To further improve the repair quality and shorten the maturation time, additional options for the artificial bone component should be evaluated and compared with outcomes with HA. bTCP is an alternative to consider, as it is a highly biocompatible material that provides a resorbable interlocking network to implants and is resorbed more rapidly than HA in vivo [89]. Therefore, the use of bTCP might be advantageous and may result in more efficient and rapid subchondral bone remodeling after implantation. We hypothesized that a bTCP-based hybrid implant coupled with a synovial MSC-derived TEC would exhibit superior osteochondral repair when compared with an HA-based hybrid implant and test this hypothesis using a rabbit osteochondral defect model mentioned above. Osteochondral defects treated with the TEC/bTCP implants showed more rapid subchondral bone repair at 1 month, but the cartilaginous tissue deteriorated over time out to 6 months post implantation (Fig. 53.5a, b). On the other hand, osteochondral defect treated with TEC/HA showed the delayed subchondral bone repair at 1 month but similar quality of subchondral bone repair to TEC/bTCP at 2 months (Fig. 53.5a, b). Notably, the repair tissue maintained good histological quality out to 6 months after implantation and also exhibited better biomechanical properties at 6 months as compared with the TEC/bTCP implants (Fig. 53.6). Contrary to our hypothesis, the TEC/HA hybrid implant facilitated better osteochondral repair than did the TEC/bTCP implant. The results of the present study suggest the importance of a stable restoration of subchondral bone for long-term effective osteochondral repair rather than rapid remodeling of subchondral bone.

The management of OA remains challenging and controversial.
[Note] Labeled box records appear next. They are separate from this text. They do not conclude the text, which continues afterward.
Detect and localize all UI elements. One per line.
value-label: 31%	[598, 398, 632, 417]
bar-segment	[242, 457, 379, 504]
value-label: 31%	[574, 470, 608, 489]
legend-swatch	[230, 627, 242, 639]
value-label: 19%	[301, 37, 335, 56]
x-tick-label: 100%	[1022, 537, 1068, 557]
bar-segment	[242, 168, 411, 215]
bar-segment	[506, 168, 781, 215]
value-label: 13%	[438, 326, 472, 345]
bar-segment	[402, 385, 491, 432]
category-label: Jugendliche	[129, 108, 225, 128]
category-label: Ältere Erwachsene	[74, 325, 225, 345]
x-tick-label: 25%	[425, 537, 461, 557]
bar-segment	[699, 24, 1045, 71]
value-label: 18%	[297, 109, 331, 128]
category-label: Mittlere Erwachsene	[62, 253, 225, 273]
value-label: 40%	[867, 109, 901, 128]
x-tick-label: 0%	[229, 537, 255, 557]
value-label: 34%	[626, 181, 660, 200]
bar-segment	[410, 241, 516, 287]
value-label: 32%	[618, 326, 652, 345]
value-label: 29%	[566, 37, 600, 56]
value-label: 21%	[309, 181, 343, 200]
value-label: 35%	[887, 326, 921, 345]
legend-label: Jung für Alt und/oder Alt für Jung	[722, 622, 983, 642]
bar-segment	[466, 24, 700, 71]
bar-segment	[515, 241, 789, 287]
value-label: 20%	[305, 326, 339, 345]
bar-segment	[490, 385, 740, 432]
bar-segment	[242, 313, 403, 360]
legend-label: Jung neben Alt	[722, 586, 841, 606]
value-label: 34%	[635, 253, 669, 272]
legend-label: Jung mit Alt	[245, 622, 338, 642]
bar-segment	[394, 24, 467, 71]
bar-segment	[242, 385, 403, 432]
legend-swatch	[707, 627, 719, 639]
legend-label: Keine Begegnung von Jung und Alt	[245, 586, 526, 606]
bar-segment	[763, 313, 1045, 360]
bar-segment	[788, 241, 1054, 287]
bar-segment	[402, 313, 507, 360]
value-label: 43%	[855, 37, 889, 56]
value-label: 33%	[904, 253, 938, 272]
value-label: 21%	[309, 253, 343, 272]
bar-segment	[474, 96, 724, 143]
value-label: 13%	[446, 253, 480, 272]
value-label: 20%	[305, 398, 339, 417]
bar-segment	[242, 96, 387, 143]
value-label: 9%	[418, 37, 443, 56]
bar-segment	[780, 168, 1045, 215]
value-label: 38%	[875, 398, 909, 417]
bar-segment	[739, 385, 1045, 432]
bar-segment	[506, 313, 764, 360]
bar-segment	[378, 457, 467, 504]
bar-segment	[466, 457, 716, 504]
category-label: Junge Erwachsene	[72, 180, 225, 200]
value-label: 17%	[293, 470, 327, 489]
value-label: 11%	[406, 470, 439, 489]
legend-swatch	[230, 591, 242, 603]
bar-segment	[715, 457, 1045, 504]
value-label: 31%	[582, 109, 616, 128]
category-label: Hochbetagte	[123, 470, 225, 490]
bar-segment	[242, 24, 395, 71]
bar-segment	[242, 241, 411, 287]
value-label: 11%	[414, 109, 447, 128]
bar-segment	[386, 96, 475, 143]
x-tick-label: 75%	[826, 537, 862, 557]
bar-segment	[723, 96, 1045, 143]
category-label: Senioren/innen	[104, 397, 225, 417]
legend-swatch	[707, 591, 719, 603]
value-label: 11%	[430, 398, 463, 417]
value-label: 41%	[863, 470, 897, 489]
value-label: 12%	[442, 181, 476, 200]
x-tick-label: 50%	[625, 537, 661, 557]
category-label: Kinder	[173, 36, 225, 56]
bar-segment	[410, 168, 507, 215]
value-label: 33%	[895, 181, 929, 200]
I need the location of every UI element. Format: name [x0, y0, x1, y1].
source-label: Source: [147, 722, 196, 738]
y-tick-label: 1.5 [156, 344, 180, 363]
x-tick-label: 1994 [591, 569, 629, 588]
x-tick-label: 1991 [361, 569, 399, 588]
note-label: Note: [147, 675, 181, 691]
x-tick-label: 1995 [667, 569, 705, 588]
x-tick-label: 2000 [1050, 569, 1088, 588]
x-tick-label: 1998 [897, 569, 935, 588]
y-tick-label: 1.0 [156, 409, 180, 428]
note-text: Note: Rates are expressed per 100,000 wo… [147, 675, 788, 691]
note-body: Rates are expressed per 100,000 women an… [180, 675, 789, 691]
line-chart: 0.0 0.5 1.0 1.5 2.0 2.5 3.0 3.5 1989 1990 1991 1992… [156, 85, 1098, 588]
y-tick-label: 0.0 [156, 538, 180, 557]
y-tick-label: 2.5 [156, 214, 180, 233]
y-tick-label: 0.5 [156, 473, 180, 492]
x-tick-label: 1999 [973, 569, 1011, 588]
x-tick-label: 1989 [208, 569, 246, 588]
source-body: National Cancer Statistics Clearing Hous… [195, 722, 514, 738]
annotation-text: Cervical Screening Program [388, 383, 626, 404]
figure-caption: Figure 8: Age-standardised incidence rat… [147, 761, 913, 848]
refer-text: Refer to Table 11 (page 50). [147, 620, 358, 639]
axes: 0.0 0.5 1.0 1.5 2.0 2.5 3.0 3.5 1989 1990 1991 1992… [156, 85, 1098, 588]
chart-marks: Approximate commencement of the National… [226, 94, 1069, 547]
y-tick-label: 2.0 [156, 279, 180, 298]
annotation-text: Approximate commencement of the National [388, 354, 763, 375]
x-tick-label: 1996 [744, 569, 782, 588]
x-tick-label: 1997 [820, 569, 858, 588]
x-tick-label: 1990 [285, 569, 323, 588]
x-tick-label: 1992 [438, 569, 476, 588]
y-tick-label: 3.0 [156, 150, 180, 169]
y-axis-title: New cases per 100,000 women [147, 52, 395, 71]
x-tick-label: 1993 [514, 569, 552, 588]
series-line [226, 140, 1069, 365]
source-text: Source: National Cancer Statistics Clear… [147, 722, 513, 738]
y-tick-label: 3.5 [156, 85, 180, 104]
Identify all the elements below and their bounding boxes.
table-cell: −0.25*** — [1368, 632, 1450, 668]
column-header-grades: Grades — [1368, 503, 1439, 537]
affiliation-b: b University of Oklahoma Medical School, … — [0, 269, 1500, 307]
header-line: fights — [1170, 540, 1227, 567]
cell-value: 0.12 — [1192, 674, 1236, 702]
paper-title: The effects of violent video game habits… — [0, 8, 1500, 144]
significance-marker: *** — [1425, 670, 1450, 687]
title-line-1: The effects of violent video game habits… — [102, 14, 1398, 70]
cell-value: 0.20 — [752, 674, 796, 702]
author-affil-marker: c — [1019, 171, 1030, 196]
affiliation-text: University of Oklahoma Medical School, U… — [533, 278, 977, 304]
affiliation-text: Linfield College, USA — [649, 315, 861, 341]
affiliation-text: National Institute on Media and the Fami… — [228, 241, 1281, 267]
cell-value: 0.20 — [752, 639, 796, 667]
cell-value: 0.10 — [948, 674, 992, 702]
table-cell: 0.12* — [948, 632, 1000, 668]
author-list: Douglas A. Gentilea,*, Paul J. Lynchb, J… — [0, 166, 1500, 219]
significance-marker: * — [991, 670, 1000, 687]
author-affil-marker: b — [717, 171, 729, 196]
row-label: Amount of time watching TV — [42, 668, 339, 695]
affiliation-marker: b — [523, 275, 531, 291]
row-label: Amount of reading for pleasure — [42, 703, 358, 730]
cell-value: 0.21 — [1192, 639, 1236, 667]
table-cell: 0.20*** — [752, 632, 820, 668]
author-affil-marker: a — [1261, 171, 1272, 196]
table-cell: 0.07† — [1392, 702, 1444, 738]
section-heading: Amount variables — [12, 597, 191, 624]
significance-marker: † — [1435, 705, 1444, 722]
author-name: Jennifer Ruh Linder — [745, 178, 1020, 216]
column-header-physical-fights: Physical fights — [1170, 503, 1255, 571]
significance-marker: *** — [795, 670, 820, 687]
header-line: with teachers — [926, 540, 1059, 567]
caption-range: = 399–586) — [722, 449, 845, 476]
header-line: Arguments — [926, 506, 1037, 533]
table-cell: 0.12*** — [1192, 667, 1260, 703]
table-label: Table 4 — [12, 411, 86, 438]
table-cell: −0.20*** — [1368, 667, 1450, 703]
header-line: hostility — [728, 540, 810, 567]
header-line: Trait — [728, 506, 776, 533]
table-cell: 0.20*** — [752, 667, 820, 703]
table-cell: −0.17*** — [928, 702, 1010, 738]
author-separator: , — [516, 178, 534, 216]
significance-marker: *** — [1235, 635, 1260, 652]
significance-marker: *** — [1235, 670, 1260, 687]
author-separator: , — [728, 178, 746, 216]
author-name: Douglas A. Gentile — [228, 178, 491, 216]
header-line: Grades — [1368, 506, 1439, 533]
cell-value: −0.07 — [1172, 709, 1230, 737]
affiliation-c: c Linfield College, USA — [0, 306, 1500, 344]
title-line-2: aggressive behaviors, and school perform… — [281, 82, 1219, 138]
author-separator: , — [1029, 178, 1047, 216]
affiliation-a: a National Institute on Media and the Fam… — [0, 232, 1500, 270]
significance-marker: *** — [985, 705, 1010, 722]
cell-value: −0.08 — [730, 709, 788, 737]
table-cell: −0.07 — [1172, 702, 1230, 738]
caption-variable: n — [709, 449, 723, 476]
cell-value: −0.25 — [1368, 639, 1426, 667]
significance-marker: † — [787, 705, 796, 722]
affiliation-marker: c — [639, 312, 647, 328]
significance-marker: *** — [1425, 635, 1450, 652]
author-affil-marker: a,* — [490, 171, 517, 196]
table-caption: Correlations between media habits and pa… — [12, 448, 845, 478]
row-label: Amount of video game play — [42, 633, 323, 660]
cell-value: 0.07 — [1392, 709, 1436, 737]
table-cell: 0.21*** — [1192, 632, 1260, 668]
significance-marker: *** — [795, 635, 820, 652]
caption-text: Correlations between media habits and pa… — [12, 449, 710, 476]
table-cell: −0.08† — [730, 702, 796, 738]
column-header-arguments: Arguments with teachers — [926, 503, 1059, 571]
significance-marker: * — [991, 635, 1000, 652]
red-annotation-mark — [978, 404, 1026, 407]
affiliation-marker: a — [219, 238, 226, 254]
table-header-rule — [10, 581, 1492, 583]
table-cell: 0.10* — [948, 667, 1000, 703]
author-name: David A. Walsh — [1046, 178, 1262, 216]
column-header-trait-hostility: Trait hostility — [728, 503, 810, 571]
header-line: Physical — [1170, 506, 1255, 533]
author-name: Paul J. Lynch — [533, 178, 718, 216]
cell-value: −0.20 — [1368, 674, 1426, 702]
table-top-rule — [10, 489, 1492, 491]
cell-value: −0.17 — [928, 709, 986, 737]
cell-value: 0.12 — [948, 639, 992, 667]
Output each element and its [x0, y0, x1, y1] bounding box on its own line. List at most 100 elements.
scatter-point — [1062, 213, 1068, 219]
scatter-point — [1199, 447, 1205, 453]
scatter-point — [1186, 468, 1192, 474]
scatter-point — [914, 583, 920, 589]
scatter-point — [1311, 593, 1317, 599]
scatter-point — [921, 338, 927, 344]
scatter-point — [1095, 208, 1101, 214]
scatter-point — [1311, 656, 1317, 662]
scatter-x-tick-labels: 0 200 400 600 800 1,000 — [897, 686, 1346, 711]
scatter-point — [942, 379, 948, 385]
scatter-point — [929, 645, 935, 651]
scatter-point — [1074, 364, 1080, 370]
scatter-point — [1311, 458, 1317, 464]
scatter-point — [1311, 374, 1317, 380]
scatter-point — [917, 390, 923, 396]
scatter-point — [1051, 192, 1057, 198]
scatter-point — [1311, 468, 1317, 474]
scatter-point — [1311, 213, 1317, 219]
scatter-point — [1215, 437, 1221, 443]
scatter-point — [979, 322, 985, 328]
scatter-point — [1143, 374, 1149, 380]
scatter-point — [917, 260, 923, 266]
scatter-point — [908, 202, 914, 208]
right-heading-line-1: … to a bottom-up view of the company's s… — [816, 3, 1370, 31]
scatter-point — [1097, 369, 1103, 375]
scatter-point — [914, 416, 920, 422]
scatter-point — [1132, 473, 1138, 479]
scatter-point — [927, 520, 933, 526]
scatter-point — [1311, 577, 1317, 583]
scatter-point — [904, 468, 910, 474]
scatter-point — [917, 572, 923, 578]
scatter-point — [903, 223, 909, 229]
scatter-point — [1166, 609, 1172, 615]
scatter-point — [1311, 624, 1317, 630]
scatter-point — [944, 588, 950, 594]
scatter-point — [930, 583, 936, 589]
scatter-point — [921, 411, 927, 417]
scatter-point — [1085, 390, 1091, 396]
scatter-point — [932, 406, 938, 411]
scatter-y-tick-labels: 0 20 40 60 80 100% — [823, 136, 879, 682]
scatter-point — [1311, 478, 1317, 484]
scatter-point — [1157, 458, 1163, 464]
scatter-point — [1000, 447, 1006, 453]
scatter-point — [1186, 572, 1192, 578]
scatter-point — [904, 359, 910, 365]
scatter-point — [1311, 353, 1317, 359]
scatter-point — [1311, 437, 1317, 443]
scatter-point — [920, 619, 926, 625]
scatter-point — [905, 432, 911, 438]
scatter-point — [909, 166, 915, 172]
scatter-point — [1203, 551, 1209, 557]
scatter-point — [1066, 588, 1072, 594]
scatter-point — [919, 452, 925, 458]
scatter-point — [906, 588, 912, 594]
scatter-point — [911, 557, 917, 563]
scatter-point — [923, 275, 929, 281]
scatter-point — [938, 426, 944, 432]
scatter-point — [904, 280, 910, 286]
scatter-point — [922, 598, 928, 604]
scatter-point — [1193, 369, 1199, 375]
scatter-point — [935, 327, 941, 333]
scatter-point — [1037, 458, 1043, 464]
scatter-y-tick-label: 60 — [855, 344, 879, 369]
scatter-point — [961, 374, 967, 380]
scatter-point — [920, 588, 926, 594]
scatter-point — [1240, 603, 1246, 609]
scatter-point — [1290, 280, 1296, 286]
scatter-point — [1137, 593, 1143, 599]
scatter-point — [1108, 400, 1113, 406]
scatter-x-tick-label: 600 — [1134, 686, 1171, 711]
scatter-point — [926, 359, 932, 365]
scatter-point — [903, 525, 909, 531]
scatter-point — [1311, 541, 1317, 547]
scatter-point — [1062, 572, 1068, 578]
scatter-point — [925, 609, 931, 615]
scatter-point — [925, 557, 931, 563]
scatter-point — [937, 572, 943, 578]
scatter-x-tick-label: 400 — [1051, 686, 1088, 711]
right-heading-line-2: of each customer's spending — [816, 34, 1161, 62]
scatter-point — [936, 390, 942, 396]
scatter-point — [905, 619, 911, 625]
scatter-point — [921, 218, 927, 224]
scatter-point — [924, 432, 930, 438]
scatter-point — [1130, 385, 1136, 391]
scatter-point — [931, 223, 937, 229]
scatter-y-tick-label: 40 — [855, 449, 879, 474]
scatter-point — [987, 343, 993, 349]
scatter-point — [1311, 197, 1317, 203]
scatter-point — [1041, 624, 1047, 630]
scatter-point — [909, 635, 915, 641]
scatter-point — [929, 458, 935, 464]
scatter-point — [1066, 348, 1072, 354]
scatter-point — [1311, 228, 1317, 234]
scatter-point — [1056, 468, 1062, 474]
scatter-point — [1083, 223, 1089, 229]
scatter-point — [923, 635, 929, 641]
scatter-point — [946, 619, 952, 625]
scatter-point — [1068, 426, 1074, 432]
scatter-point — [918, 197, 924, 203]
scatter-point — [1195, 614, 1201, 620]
Considering the steady progression of tissue engineering and cell-based technologies over the past decade, we may have new therapeutic options for osteochondral repair in clinical practice. In this chapter, we have focused on the current techniques and recent advances of tissue-engineered biomaterial scaffolds as well as our novel MSC-based hybrid implant for the treatment of osteochondral lesion. There have been many promising scaffolds developed, some of which contribute to good osteochondral repair in vivo. In addition, the recent work has been focused on not only investigating the effectiveness of materials or cells but also to apply several new concepts and techniques such as mechanical [100], microstructural [76], and local microenvironment modification [106] for the design and fabrication of scaffolds. Therefore, the application of additional new implants to osteochondral lesions could be expected in the near future. On the other hand, the most suitable biomaterials for the cartilage or subchondral bone layers have not been fully investigated, while there are many biomaterials available for osteochondral repair. Therefore, the comparison of these materials should be performed to ultimately determine the ideal material. Further studies will be needed and should be conducted in a methodologically rigorous fashion.